Para negros, Obama é ápice do processo de inclusão política


‘‘Ao ver o Obama ganhar, eu só pensava em quantas pessoas morreram neste país para que um negro como eu pudesse votar. E agora este país elegeu um negro para seu cargo mais alto. Era uma página da história sendo escrita e eu estava vendo aquilo ao vivo’, definia David Johnson à Folha, operário da indústria fonográfica, sobre assistir ao discurso pós-eleição do democrata Barack Obama, na noite de terça-feira.


Ao redor de Johnson, e assim como ele, negros e brancos circulavam por Chicago com a imagem e o nome do próximo presidente do país estampados em camisetas e broches. A diferença está nas conversas. Entre os primeiros, ecoa a expressão ‘fazer história’. ‘Que país é este com um presidente negro? Não sei. Espero que menos racista, no qual eu entre em um restaurante e não me olhem como se eu não pudesse pagar a conta’, diz o operário.


Mas que peso terá essa vitória nas relações raciais nos EUA? ‘Obama marca um ponto importante para os negros na América, mas o racismo não vai sumir no dia da posse’, disse à Folha o historiador Hendrik Hartog, do Departamento de Estudos Afro-Americanos da Universidade Princeton.


‘A vitória de Obama é uma evolução de um processo de participação dos negros na política americana. Nos últimos 30 anos, quase todas as nossas grandes cidades tiveram em algum momento um prefeito negro. Outros chegaram a cargos altos no governo, como [o ex e a atual secretária de Estado] Colin Powell e Condoleezza Rice. A Presidência é um grande passo, mas houve outros para que chegássemos aqui.’


Da noite para o dia?


Nas ruas, há quem veja (ou deseje) mudança mais brusca. ‘O país está diferente da noite para o dia. Chicago, ao menos, está’, dizia o artista plástico McArthur Binion, 62. ‘Os brancos estão olhando para mim e dizendo ‘oi’. Não entendo o porquê. Talvez estejam dividindo a alegria da vitória, mas talvez dividindo sua culpa.’

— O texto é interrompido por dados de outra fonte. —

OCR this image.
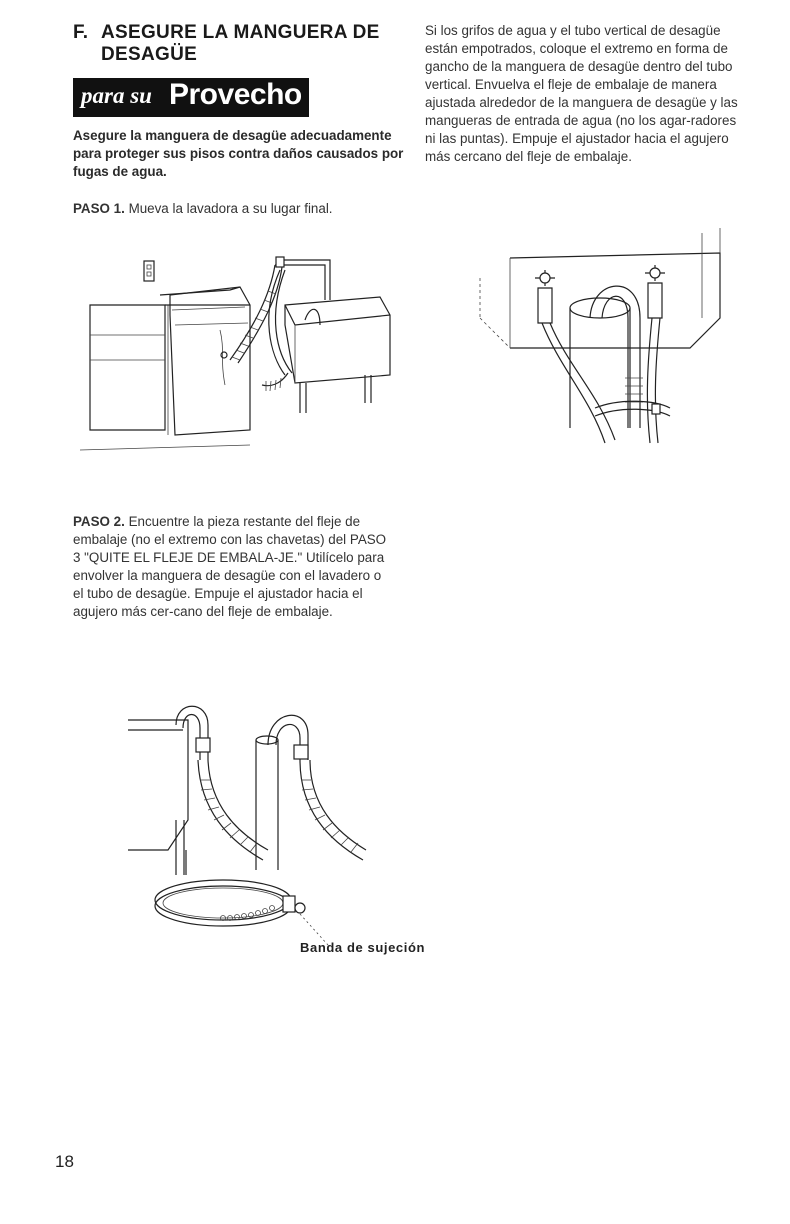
F. ASEGURE LA MANGUERA DE
DESAGÜE
para su Provecho
Asegure la manguera de desagüe adecuadamente para proteger sus pisos contra daños causados por fugas de agua.
PASO 1. Mueva la lavadora a su lugar final.
Si los grifos de agua y el tubo vertical de desagüe están empotrados, coloque el extremo en forma de gancho de la manguera de desagüe dentro del tubo vertical. Envuelva el fleje de embalaje de manera ajustada alrededor de la manguera de desagüe y las mangueras de entrada de agua (no los agar-radores ni las puntas). Empuje el ajustador hacia el agujero más cercano del fleje de embalaje.
PASO 2. Encuentre la pieza restante del fleje de embalaje (no el extremo con las chavetas) del PASO 3 "QUITE EL FLEJE DE EMBALA-JE." Utilícelo para envolver la manguera de desagüe con el lavadero o el tubo de desagüe. Empuje el ajustador hacia el agujero más cer-cano del fleje de embalaje.
Banda de sujeción
18
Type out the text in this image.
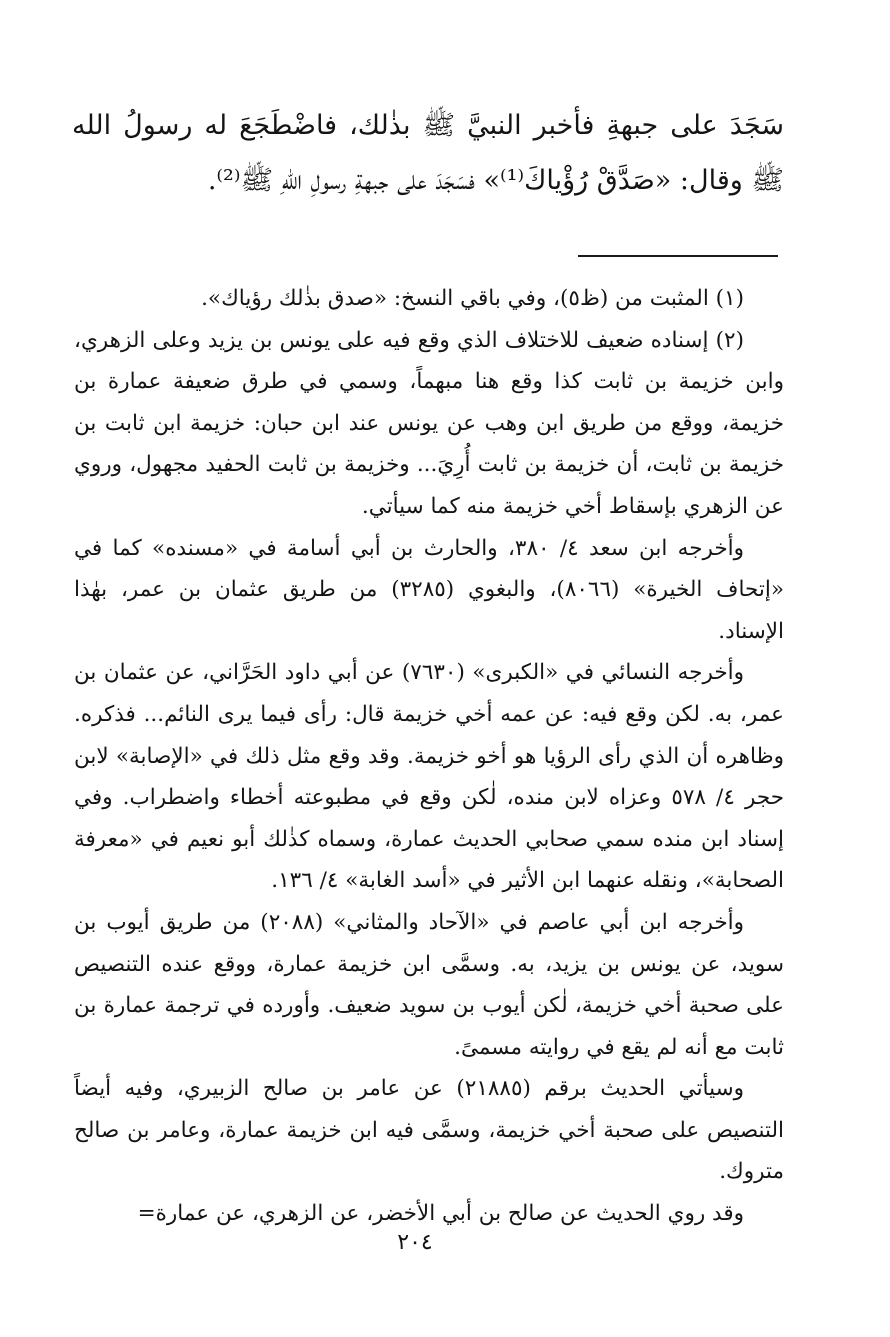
سَجَدَ على جبهةِ فأخبر النبيَّ ﷺ بذٰلك، فاضْطَجَعَ له رسولُ الله ﷺ وقال: «صَدَّقْ رُؤْياكَ⁽¹⁾» فسَجَدَ على جبهةِ رسولِ اللهِ ﷺ⁽²⁾.

(١) المثبت من (ظ٥)، وفي باقي النسخ: «صدق بذٰلك رؤياك».

(٢) إسناده ضعيف للاختلاف الذي وقع فيه على يونس بن يزيد وعلى الزهري، وابن خزيمة بن ثابت كذا وقع هنا مبهماً، وسمي في طرق ضعيفة عمارة بن خزيمة، ووقع من طريق ابن وهب عن يونس عند ابن حبان: خزيمة ابن ثابت بن خزيمة بن ثابت، أن خزيمة بن ثابت أُرِيَ... وخزيمة بن ثابت الحفيد مجهول، وروي عن الزهري بإسقاط أخي خزيمة منه كما سيأتي.

وأخرجه ابن سعد ٤/ ٣٨٠، والحارث بن أبي أسامة في «مسنده» كما في «إتحاف الخيرة» (٨٠٦٦)، والبغوي (٣٢٨٥) من طريق عثمان بن عمر، بهٰذا الإسناد.

وأخرجه النسائي في «الكبرى» (٧٦٣٠) عن أبي داود الحَرَّاني، عن عثمان بن عمر، به. لكن وقع فيه: عن عمه أخي خزيمة قال: رأى فيما يرى النائم... فذكره. وظاهره أن الذي رأى الرؤيا هو أخو خزيمة. وقد وقع مثل ذلك في «الإصابة» لابن حجر ٤/ ٥٧٨ وعزاه لابن منده، لٰكن وقع في مطبوعته أخطاء واضطراب. وفي إسناد ابن منده سمي صحابي الحديث عمارة، وسماه كذٰلك أبو نعيم في «معرفة الصحابة»، ونقله عنهما ابن الأثير في «أسد الغابة» ٤/ ١٣٦.

وأخرجه ابن أبي عاصم في «الآحاد والمثاني» (٢٠٨٨) من طريق أيوب بن سويد، عن يونس بن يزيد، به. وسمَّى ابن خزيمة عمارة، ووقع عنده التنصيص على صحبة أخي خزيمة، لٰكن أيوب بن سويد ضعيف. وأورده في ترجمة عمارة بن ثابت مع أنه لم يقع في روايته مسمىً.

وسيأتي الحديث برقم (٢١٨٨٥) عن عامر بن صالح الزبيري، وفيه أيضاً التنصيص على صحبة أخي خزيمة، وسمَّى فيه ابن خزيمة عمارة، وعامر بن صالح متروك.

وقد روي الحديث عن صالح بن أبي الأخضر، عن الزهري، عن عمارة=

٢٠٤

Hartog discorda. Para ele, a questão racial embalou Obama entre os negros, mas se teve algum peso entre os brancos, foi negativo. ‘Não acho que os americanos brancos sintam que são descendentes dos senhores de escravos e que têm de fazer justiça racial ao votar.’


Para Richard Parker, analista político da Universidade Harvard, a eleição de Obama já tem um impacto imediato e definitivo: a participação eleitoral.


‘O eleitorado negro não será mais o mesmo. É um segmento com uma tradição de voto menor que a dos brancos, mas o momento mostrou a todos que o voto deles importa muito. Isso não quer dizer que todos os próximos presidentes dos EUA serão afro-americanos, mas que o fato de essa possibilidade ser real fará com que não só negros, mas também latinos, se sintam mais incluídos no processo eleitoral’, disse à Folha.


Página da história


Para Hartog, a vitória de Obama é um dos pontos altos na integração entre negros e brancos nos últimos cem anos. ‘A integração militar na Segunda Guerra, quando negros passaram a poder comandar brancos, foi sem dúvida um grande passo. Depois veio a luta por direitos civis e [o líder negro] Martin Luther King. O movimento Black Power [anos anos 70]. Décadas depois, temos Barack Obama, fato histórico dentro de um contexto, mas que deverá ser lembrado como um degrau alcançado.’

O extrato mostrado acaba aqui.